Bajtazar gave his son, Bajtek, a deck of cards as a gift. The deck consists of $n$ cards, numbered from 1 to $n$.

Bajtek was very happy with the gift. He spent the whole evening in his room playing with the cards, shuffling them. He became so skilled that every time he shuffled, the result was the same: the card at position $k$ (for $1 \le k \le n$) always moved to position $a_k$ (where $1 \le a_k \le n$).

At some point, Bajtazar came into Bajtek's room and said it was time to sleep. Bajtek begged his father to show him how to shuffle cards before going to bed. Bajtazar then shuffled the cards such that the card at position $k$ moved to position $b_k$ (where $1 \le k, b_k \le n$).

Bajtek watched with admiration at how skillfully his father shuffled the cards. He wanted to be able to do the same! Unfortunately, Bajtek is still small and cannot shuffle like his father. However, he came up with the idea of trying to repeat his own shuffling method several times to eventually achieve the same arrangement as his father's shuffle.

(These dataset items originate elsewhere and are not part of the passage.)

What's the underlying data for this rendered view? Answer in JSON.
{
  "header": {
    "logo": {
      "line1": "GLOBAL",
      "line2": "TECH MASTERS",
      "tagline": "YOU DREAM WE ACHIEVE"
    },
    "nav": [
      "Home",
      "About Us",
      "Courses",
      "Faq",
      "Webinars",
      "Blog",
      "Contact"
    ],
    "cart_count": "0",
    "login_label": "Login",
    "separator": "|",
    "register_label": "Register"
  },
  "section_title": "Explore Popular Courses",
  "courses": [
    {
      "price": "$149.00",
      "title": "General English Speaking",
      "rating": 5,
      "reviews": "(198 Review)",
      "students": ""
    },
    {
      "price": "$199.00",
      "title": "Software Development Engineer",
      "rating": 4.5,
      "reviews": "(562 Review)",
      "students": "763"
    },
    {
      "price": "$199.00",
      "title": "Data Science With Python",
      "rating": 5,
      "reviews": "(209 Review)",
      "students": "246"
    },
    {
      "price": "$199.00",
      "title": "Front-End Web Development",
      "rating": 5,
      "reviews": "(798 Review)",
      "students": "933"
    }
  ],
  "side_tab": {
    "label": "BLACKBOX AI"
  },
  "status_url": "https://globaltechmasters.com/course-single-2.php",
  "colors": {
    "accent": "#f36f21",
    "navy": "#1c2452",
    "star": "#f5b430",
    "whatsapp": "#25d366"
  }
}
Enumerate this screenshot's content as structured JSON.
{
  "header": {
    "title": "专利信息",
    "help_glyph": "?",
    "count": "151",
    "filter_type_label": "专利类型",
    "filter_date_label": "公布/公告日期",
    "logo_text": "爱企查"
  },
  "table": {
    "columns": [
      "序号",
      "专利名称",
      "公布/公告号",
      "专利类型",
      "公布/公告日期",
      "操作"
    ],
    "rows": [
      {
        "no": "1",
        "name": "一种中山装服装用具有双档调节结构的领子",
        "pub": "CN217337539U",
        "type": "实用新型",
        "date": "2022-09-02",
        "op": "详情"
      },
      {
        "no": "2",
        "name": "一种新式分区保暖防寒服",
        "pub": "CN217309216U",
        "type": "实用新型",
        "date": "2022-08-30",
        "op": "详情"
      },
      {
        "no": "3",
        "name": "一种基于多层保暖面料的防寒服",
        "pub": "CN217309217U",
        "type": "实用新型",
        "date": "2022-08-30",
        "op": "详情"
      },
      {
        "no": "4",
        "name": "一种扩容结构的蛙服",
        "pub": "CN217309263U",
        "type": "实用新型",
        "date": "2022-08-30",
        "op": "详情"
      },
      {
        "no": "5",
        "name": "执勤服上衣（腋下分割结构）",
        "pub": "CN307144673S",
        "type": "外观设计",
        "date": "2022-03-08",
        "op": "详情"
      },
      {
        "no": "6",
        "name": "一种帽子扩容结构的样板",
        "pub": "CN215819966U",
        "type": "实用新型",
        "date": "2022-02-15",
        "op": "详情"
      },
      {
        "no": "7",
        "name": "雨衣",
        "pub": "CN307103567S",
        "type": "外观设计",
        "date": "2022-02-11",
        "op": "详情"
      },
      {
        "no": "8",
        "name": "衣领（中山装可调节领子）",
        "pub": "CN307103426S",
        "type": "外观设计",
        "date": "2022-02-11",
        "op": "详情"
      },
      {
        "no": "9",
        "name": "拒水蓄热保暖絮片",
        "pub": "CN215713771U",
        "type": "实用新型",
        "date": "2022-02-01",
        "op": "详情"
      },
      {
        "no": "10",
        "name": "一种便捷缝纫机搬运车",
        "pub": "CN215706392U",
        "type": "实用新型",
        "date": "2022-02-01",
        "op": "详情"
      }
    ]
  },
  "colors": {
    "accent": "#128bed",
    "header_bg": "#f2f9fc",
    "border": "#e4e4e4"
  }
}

Now the boy cannot sleep because he is wondering if this is even possible. Help him!

Input

The first line of input contains a single integer $n$ ($2 \le n \le 1\,000\,000$). The second and third lines contain the descriptions of the permutations $a_1, \ldots, a_n$ and $b_1, \ldots, b_n$, which are sequences of $n$ distinct integers from 1 to $n$. You may assume that these two permutations are different.

Output

The first and only line of output should contain one word, TAK or NIE, depending on whether there exists an integer $k > 1$ such that repeating Bajtek's shuffle $k$ times results in the same arrangement as Bajtazar's shuffle.

Examples

Input 1

4
2 4 3 1
1 2 3 4

Output 1

TAK

Input 2

4
1 2 3 4
2 4 3 1

Output 2

NIE